Die weissen Männer, die die Welt retten wollen, müssen warten

Ende Dezember 2021 wurde bekannt:, dass das World Economic Forum (WEF) verschoben wird, nachdem es letztes Jahr zum ersten Mal in seiner etwa 50-jährigen Geschichte abgesagt worden war. Ohne diese grosse Zelebrierung des Kapitalismus werden die Eliten aus Wirtschaft und Politik noch einige Monate warten müssen, um sich dem Thema «Zusammenarbeiten, Vertrauen wieder fördern» anzunehmen, wodurch sie eine Agenda zum «nachhaltigen Wiederaufbau» setzen wollen.

ABSTOSSENDE HEUCHELEI

Eines ist klar. Der Titel des diesjährigen WEFs ist ein perfektes Spiegelbild ebenjenes Treffens: widerwärtige neo-liberale Heuchelei.
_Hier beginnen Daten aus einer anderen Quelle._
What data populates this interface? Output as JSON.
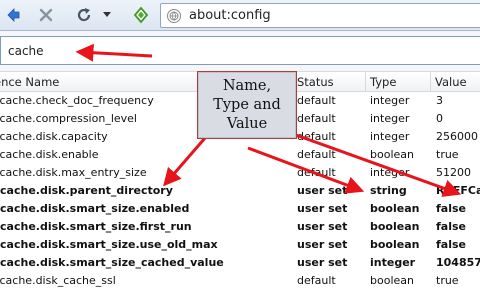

Es ist offensichtlich, dass die Coronakrise und ihre Folgen direkt mit der jahrelang von diesem Forum geförderten Art des Wirtschaftens zusammenhängen. Es ist die Ausnützung und die Zerstörung der Ressourcen unseres Planeten, die zur Zoonose von SARS-CoV-2 beigetragen haben. Es sind die Neoliberalen, deren  Spar-massnahmen Krankenhäuser und öffentliche Dienste «auf Vordermann» gebracht haben. Die Konsequenzen davon spüren wir ganz besonders in Krisenzeiten und zwar in der Fantasie dieser Männer, die Staatskassen zu plündern. Gleich-zeitig betteln sie darum, mit Kurzarbeit und Staatsgeldern gerettet zu werden. Die Menschen, die aktiv die Welt nach ihren Interessen gestaltet haben, setzen sich jetzt das noble Ziel, sie zu retten – und verfolgen dabei natürlich weiterhin ihre Interessen.

DIE WELT VON GESTERN

Die Heuchelei dieser Menschen rund um die Coronakrise ist lächerlich, doch bei anderen Themen sieht es ähnlich aus. Unter den Mächtigen, die die Welt von morgen mitgestalten wollen, befinden sich Rüstungsfirmen wie Lockheed Martin, ebenjene Fima, die dem Bund die berühmten F-35 verkaufen will. Vertreter*innen aus der Öl-, Zement- und Atombranche sind ebenfalls anwesend, sowie gewisse Wirtschaftsmagnate, die man gar nicht zu nennen braucht. Wollen sich diese Gehör verschaffen, können sie auf Staatschef*innen und Minister*innen zählen, die nur das Dogma des Neoliberalismus und der freien Marktwirtschaft im Kopf haben. Wenn man ein Familienporträt dieses Forums malen würde, würde es einen an ein Fresko aus alten Zeiten erinnern. Als wäre das noch nicht genug, muss man noch einige grosse Namen erwähnen, die in Davos bereits ihre Schleimspuren hinterlassen haben, darunter Trump, Bolsonaro oder Putin. So wird klar, dass dieses Forum nicht nur den Weltfrieden ausbremst, sondern auch dass Neoliberalismus und Autoritarismus sehr gut miteinander auskommen.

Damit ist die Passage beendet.